His remarks came before praying the noonday Angelus with a crowd estimated at 50,000 in St. Peter’s Square on the Feast of the Holy Family. He called on the faithful to pray for families throughout the world, especially those who lack peace and harmony.
The Holy Father cited the Gospel of the day from the second chapter of Luke. The Holy Family has gone to Jerusalem for Passover, but on the return trip to Nazareth, Mary and Joseph can’t find Jesus.
“After three days of searching and of fear, they found Him in the Temple, seated among the Doctors, intent on discussing with them. At the sight of the Son, Mary and Joseph ‘were astonished”'(v. 48) and his Mother expressed their apprehension, saying: ‘Your father and I have been looking for you anxiously’ (Ibid.). Astonishment — they ‘were astonished’ — and anxiety – ‘anxiously, your father and I’ — are the two elements on which I would like to call your attention: astonishment and anxiety.

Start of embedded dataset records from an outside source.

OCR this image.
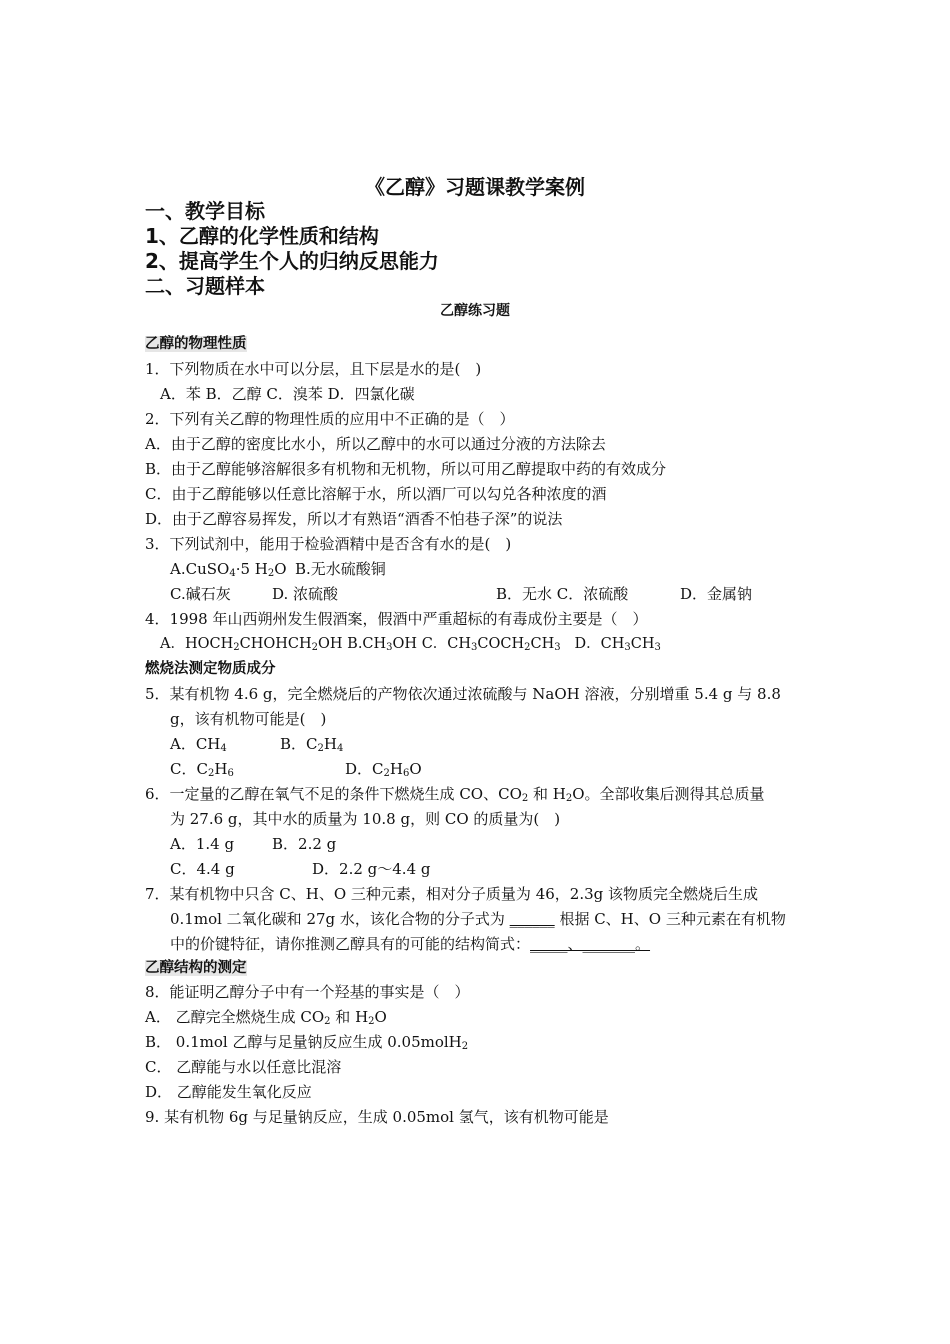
《乙醇》习题课教学案例
一、教学目标
1、乙醇的化学性质和结构
2、提高学生个人的归纳反思能力
二、习题样本
乙醇练习题
乙醇的物理性质
1．下列物质在水中可以分层，且下层是水的是(　)
A．苯 B．乙醇 C．溴苯 D．四氯化碳
2．下列有关乙醇的物理性质的应用中不正确的是（　）
A．由于乙醇的密度比水小，所以乙醇中的水可以通过分液的方法除去
B．由于乙醇能够溶解很多有机物和无机物，所以可用乙醇提取中药的有效成分
C．由于乙醇能够以任意比溶解于水，所以酒厂可以勾兑各种浓度的酒
D．由于乙醇容易挥发，所以才有熟语“酒香不怕巷子深”的说法
3．下列试剂中，能用于检验酒精中是否含有水的是(　)
A.CuSO$_4$·5 $H_2O$ B.无水硫酸铜
C.碱石灰	D. 浓硫酸	B．无水 C．浓硫酸	D．金属钠
4．1998 年山西朔州发生假酒案，假酒中严重超标的有毒成份主要是（　）
A．$HOCH_2CHOHCH_2OH$ $B.CH_3OH$ C．$CH_3COCH_2CH_3$   D．$CH_3CH_3$
燃烧法测定物质成分
5．某有机物 4.6 g，完全燃烧后的产物依次通过浓硫酸与 NaOH 溶液，分别增重 5.4 g 与 8.8
g，该有机物可能是(　)
A．$CH_4$	B．$C_2H_4$
C．$C_2H_6$	D．$C_2H_6O$
6．一定量的乙醇在氧气不足的条件下燃烧生成 CO、$CO_2$ 和 $H_2O$。全部收集后测得其总质量
为 27.6 g，其中水的质量为 10.8 g，则 CO 的质量为(　)
A．1.4 g	B．2.2 g
C．4.4 g	D．2.2 g～4.4 g
7．某有机物中只含 C、H、O 三种元素，相对分子质量为 46，2.3g 该物质完全燃烧后生成
0.1mol 二氧化碳和 27g 水，该化合物的分子式为 ______ 根据 C、H、O 三种元素在有机物
中的价键特征，请你推测乙醇具有的可能的结构简式：_____、_______。
乙醇结构的测定
8．能证明乙醇分子中有一个羟基的事实是（　）
A． 乙醇完全燃烧生成 $CO_2$ 和 $H_2O$
B． 0.1mol 乙醇与足量钠反应生成 0.05molH$_2$
C． 乙醇能与水以任意比混溶
D． 乙醇能发生氧化反应
9. 某有机物 6g 与足量钠反应，生成 0.05mol 氢气，该有机物可能是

The Pope explained that Mary and Joseph, at home with Jesus in Nazareth, constantly experienced astonishment in the face of the gradual manifestation of the Son of God. The experienced daily what the scholars in the temple experienced when talking with 12-year-old Jesus.
“To be astonished and to marvel is the opposite of taking everything for granted; it’s the opposite of interpreting the reality that surrounds us, and the events of history, only according to our criteria,” Francis said. “And a person who does this doesn’t know what marvel is, what astonishment is. To be astonished is to open oneself to others, to understand others’ reasons: this attitude is important to heal compromised relations between people, and it’s also indispensable to heal the open wounds in the realm of the family.”
The Holy Father then turned to the element of anxiety. Mary and Joseph felt anxiety when they couldn’t find Jesus. And it must have been part of their lives as they centered their lives on his care and protection.
“That anxiety they felt during the three days that Jesus was lost, should also be our anxiety when we are far from Him when we are far from Jesus,” Francis insisted. “We should feel anxious when we forget Jesus for more than three days, without praying, without reading the Gospel, without feeling the need of His presence and of His consoling friendship.
“And often days pass without my remembering Jesus, but this is bad, this is very bad. We should feel anxiety when these things happen. Mary and Joseph looked for Him and found Him in the Temple while He was teaching. We too, especially in the house of God, can encounter the divine Teacher and receive His message of salvation. In the Eucharistic celebration, we have a living experience of Christ. He speaks to us, He offers us His Word, He illumines us, He illumines our path; He gives us his Body in the Eucharist from which we draw vigor to face the difficulties of every day.”